During this time I also had my own first two children - returning to work six weeks after giving birth! Thirty odd years ago, statutory maternity leave was very different - and having to go back to work without your baby must have been really dreadful. We were fortunate in that our department was geared up for babies, so we were able to bring our own babies with us. There was always at least one member of staff’s new baby in the department who was looked after by anyone who was free at the time (and a physiotherapy student that we were allocated). Looking back, although we all coped, it was rather stressful.

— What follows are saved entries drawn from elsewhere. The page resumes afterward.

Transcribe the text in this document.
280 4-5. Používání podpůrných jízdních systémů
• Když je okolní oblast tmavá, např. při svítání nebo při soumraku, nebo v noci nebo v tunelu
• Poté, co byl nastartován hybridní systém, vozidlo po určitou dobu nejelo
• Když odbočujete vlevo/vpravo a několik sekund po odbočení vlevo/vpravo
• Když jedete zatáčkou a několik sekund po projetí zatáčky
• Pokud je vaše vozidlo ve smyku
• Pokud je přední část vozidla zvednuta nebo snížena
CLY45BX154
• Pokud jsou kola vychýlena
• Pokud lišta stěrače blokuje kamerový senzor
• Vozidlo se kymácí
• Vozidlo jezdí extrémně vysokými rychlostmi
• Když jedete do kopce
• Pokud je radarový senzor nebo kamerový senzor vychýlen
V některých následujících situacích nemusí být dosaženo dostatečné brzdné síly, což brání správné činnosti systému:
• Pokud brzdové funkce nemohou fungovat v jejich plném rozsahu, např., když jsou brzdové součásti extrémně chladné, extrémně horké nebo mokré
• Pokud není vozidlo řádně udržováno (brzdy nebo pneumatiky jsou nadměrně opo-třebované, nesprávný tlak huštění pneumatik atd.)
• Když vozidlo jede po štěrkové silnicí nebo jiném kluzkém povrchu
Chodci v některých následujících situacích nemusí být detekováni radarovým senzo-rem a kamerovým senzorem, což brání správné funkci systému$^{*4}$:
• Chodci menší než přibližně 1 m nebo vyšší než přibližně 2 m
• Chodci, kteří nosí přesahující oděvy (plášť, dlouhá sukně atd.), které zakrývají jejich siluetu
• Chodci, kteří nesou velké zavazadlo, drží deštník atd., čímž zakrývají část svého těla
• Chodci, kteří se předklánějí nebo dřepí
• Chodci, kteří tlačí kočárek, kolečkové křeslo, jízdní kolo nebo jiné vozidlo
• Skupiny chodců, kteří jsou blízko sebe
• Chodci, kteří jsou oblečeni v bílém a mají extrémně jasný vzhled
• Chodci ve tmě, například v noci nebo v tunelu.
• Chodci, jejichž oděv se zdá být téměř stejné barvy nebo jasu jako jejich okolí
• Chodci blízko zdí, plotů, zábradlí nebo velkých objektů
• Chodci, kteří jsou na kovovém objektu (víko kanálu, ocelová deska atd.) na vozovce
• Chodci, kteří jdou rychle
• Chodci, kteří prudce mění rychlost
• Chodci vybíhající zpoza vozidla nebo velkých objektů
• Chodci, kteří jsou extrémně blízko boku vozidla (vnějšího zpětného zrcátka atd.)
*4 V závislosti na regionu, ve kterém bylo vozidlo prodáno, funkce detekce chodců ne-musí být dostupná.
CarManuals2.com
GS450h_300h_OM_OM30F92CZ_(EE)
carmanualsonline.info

I then specialised in obstetrics, completing the NCT teacher training and started the postgraduate training with the Association of Chartered Physiotherapists in Obstetrics and Gynaecology (now renamed as the Association of Chartered Physiotherapists in Women’s Health), eventually qualifying as a full member in 1981.  Incidentally, this qualification means I am trained to look after women during pregnancy and labour – it does not mean that I am able to deliver babies.





When I was pregnant with my third child I left the NHS  (by then I was co-superintendent physiotherapist with Barbara Whiteford) and started working from home, doing private paediatric consultations and antenatal and postnatal classes. I was also Consultant Physiotherapist to Sybil Elgar Autistic School, lecturing to exercise teachers on ante and postnatal exercise and lecturing on Stress and Relaxation at St. Paul’s Girls’ School.  Later on, I was appointed to the panel of experts for Tesco Baby Club and the antenatal expert for ivillage.co.uk., answering around 35 questions a month.



In 1987 I formed Christine Hill Associates - private ante and postnatal classes. My practice consists of: Barbara Whiteford – long term friend and trusted colleague, Clare Byam - Cook my feeding specialist, and Dr. Tim Evans.  They have worked with me (through thick and thin for all of us) for twenty years, and help make my practice become what it is. I have learnt so much from the several thousand women I have been fortunate to take for antenatal classes. (And yes, it has also been a privilege and great fun to have taken so many well–known names - but that has been incidental rather than a goal.)



I have worked all my life with pregnant women and babies. I know the physical problems that women face when they become pregnant and give birth and just as importantly, the worries during pregnancy and the challenges that lie ahead. I empathise with each woman, especially those that have a career, because I have travelled the same journey. Becoming a mother for the first time is a really pivotal change in a woman’s life. How on earth can she manage to keep her own identity, maintain her relationship with the baby’s father and at the same time enjoy her precious baby?  There are always serious adjustments and decisions to be made – ‘having it all’ is not really a viable option! I don’t pretend to know all the answers, but I do have a huge amount of experience when it comes to making the best of pregnancy, birth and afterwards.